Did shoppers spend a ton on Thanksgiving, Black Friday, and through the beginning of this week? Did stores make their numbers? Are iPads still the hot buy, malls the place to be, and is the Internet Hoovering more sales than ever?
Speculation seems foolish when the real data doesn't come out for a few more months. So instead of nibbling on unripe questions, feast on a few nuggets about the gift-giving race. What follows should make the guessing game a bit interesting, if incomplete.
Anyone surprised that holiday shoppers continue to break online purchasing records has spent little time adopting New Digital Ways. IBM reported this week a 20.6 percent increase in online sales on Cyber Monday compared with that same day a year ago. Growth was 16.5 percent when tallying online purchases made from Thanksgiving through the Monday that followed.
Tops among American cities in Cyber Monday sales: New York. Philadelphia ranked seventh in cyber buys the Monday after Thanksgiving.
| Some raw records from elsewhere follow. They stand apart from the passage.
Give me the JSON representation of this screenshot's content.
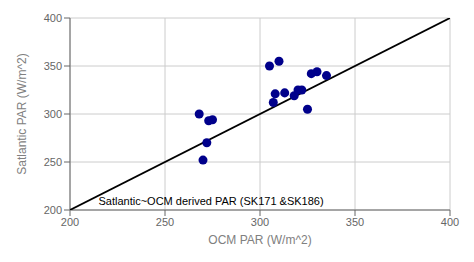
{
  "chart_data": {
    "type": "scatter",
    "xlabel": "OCM PAR (W/m^2)",
    "ylabel": "Satlantic PAR (W/m^2)",
    "xlim": [
      200,
      400
    ],
    "ylim": [
      200,
      400
    ],
    "xticks": [
      200,
      250,
      300,
      350,
      400
    ],
    "yticks": [
      200,
      250,
      300,
      350,
      400
    ],
    "grid": true,
    "series": [
      {
        "type": "line",
        "color": "#000000",
        "x": [
          200,
          400
        ],
        "values": [
          200,
          400
        ]
      },
      {
        "type": "scatter",
        "color": "#00008B",
        "x": [
          268,
          270,
          272,
          273,
          275,
          305,
          307,
          308,
          310,
          313,
          318,
          320,
          322,
          325,
          327,
          330,
          335
        ],
        "values": [
          300,
          252,
          270,
          293,
          294,
          350,
          312,
          321,
          355,
          322,
          319,
          325,
          325,
          305,
          342,
          344,
          340
        ]
      }
    ],
    "annotations": [
      {
        "text": "Satlantic~OCM derived PAR (SK171 &SK186)",
        "x": 215,
        "y": 205
      }
    ]
  }
}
It may be tempting to assume that department stores remained asleep at the online switch while Internet-savvy competitors stuffed their virtual sacks with consumer cash. But that would be . . . wrong.
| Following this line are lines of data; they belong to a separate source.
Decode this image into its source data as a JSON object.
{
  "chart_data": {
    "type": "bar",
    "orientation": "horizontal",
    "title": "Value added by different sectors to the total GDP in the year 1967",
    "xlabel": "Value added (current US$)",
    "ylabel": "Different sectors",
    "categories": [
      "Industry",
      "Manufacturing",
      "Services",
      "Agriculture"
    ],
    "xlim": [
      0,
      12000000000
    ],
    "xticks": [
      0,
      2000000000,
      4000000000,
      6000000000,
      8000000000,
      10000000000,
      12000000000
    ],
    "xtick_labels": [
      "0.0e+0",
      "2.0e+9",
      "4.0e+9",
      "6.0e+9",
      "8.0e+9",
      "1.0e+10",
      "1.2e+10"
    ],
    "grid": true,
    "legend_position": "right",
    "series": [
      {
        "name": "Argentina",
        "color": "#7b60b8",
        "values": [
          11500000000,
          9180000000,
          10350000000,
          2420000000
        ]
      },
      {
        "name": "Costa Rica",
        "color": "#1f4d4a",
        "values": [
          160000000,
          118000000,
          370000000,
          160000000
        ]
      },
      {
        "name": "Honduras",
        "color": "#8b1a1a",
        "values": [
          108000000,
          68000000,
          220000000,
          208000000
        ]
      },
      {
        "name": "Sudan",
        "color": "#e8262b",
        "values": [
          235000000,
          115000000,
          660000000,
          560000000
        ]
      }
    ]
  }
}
Department stores saw Cyber Monday sales grow 70.3 percent, with average order value also up, 18.7 percent, to $161.83, over last year. The once-endangered department store, in other words, is in the Internet game big-time.
Nearly a third of all online traffic on Cyber Monday came from mobile devices - a 45 percent increase over last year. Actual purchases on mobile devices also soared, to 17 percent of all online sales that day, IBM said. That amounts to an increase of 55.4 percent over last year.
But tech-savvy shoppers weren't just tapping away on any old touchscreen to finalize the deal. IBM found smartphones were used more to browse, and resulted in only 5.5 percent of all online sales. Tablets, on the other hand, drove 11.7 percent of all Cyber Monday online sales.
The tight budgets of all but the wealthiest U.S. households continue to alter the shopping scene, a trend that has stuck since the 2008 financial markets crash.
This year, with Black Friday clearly no longer the daylong kickoff to the holiday spending spree, the race for that limited consumer cash extended over a days-long marketing orgy of "Holiday Deals and Doorbusters!" as retailers opened earlier and pushed sales on many days.
The National Retail Federation found that 27 percent more people shopped on Thanksgiving this year than last year, both online and in stores - a reflection, at the very least, of the very many more stores that opened that day compared with last year.
But did shoppers splurge? If only. They spent, on average, less than last year from Thursday through Sunday, NRF estimated: $407.02 compared with $423.55 a year ago.
One of the most interesting scenes at King of Prussia mall on Black Friday was inside the one department store where perhaps the most is at stake this year: J.C. Penney Co.
Capping what must have been several weeks of frenzied shuffling of displays, the department store was dense with racks of merchandise. It was a complete turnaround from the sparse displays that former chief executive Ron Johnson ushered in during a period that saw the retailer hemorrhage billions of dollars in sales. His ouster came in April.
The return of a Penneys tradition - free snow globes to all customers - and the sight of such deals as $13.99 women's cable knit sweaters seemed to draw more Black Friday customers than last year.
Said store manager Greg Watson: "This is our return back to where we were two years ago."